Everybody's problem
Leader
Tuesday July 19, 2005
The Guardian
In the run-up to the G8 summit this month there was much talk of the need for "good governance" in Africa and other developing nations. Frustrated at the slow pace of poverty reduction and the poor returns for aid, wealthy donors have been focusing on governance as the solution to the corruption that has leaked too much money into the wrong pockets. Nigeria's new anti-corruption commission, for example, estimates that $375bn in funds has been skimmed off in one way or another since the country first gained independence 45 years ago. But governance - as the development expert Matthew Lockwood suggests - should not be used as a non-political means to circumvent government - since the role of government remains vital. The experience of the world's better-off countries suggests that corruption is easier to rail against than eradicate.
In Brazil, the government has seen the president's trusted chief of staff resign after a scandal uncovered instances of bribing opposition politicians for their votes. In Germany, the architect of the country's labour reforms is in the centre of a storm of allegations that Volkswagen used luxury holidays and prostitutes to win favours from workers' representatives on the company's board. In the US, a long-serving Republican congressman announced his retirement last week after a questionable property deal with an arms manufacturer.
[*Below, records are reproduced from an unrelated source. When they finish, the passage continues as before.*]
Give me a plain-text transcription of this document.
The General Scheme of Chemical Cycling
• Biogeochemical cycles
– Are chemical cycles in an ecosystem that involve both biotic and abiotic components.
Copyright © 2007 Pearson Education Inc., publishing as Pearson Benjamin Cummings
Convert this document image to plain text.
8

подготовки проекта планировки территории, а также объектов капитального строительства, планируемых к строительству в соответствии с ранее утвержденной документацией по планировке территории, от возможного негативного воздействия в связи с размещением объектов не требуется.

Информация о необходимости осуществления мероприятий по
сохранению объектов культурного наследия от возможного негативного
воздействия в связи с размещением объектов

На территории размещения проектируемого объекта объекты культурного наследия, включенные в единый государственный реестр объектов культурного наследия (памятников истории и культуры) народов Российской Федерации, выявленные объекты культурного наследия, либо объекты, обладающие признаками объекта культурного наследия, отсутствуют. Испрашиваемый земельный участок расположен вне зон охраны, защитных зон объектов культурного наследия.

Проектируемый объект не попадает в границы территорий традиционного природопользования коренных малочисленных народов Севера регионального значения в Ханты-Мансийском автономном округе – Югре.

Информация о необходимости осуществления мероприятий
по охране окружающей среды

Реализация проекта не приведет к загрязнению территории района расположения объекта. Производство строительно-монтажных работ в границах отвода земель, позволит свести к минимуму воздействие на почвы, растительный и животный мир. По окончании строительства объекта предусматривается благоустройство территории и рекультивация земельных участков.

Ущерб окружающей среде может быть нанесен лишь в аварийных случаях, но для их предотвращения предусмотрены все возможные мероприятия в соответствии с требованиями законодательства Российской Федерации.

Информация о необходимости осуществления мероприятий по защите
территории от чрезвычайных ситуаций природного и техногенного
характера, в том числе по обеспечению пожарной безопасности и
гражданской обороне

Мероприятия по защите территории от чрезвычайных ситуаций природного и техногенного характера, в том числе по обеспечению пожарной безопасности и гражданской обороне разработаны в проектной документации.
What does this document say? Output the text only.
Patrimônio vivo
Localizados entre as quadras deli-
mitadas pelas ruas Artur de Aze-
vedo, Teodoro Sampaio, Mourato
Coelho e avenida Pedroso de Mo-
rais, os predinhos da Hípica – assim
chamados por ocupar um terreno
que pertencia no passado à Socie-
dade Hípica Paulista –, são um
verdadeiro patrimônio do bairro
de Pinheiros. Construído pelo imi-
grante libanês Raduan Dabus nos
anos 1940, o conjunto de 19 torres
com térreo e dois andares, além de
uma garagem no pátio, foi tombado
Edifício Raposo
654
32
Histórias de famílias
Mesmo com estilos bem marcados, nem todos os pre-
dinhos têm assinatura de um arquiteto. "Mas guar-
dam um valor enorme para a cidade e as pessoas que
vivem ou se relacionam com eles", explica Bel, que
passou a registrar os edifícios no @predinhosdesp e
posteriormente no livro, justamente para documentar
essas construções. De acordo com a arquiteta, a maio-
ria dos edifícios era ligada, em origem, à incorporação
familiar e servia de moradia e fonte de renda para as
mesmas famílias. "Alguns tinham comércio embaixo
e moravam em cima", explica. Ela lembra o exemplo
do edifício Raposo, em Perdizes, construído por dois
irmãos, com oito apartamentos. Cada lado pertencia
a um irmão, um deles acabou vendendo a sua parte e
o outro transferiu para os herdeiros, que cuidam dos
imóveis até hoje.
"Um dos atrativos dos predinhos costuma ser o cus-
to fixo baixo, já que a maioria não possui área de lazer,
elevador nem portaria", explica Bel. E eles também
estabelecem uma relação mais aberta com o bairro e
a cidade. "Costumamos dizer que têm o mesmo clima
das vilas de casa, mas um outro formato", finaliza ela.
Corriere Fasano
Meanwhile, the powerful Senate majority leader, Texas Republican Tom DeLay, remains mired in an investigation into his relationship with a Washington lobbyist named Jack Abramoff, who paid for Mr DeLay's $70,000 golfing holiday to Scotland.
What this proves is not simply that the world's donor nations are hypocrites. It is that scandals in public life are an ugly fact in even the most well-established democracies. Mr Abramoff, for example, once used his highly paid skills to win a US visa for Mobutu Sese Seko, the rapacious Zairean dictator. Too much of Africa's aid moves too easily into bank accounts held off-shore in the west. That should be halted. In cases such as this, charity really does begin at home.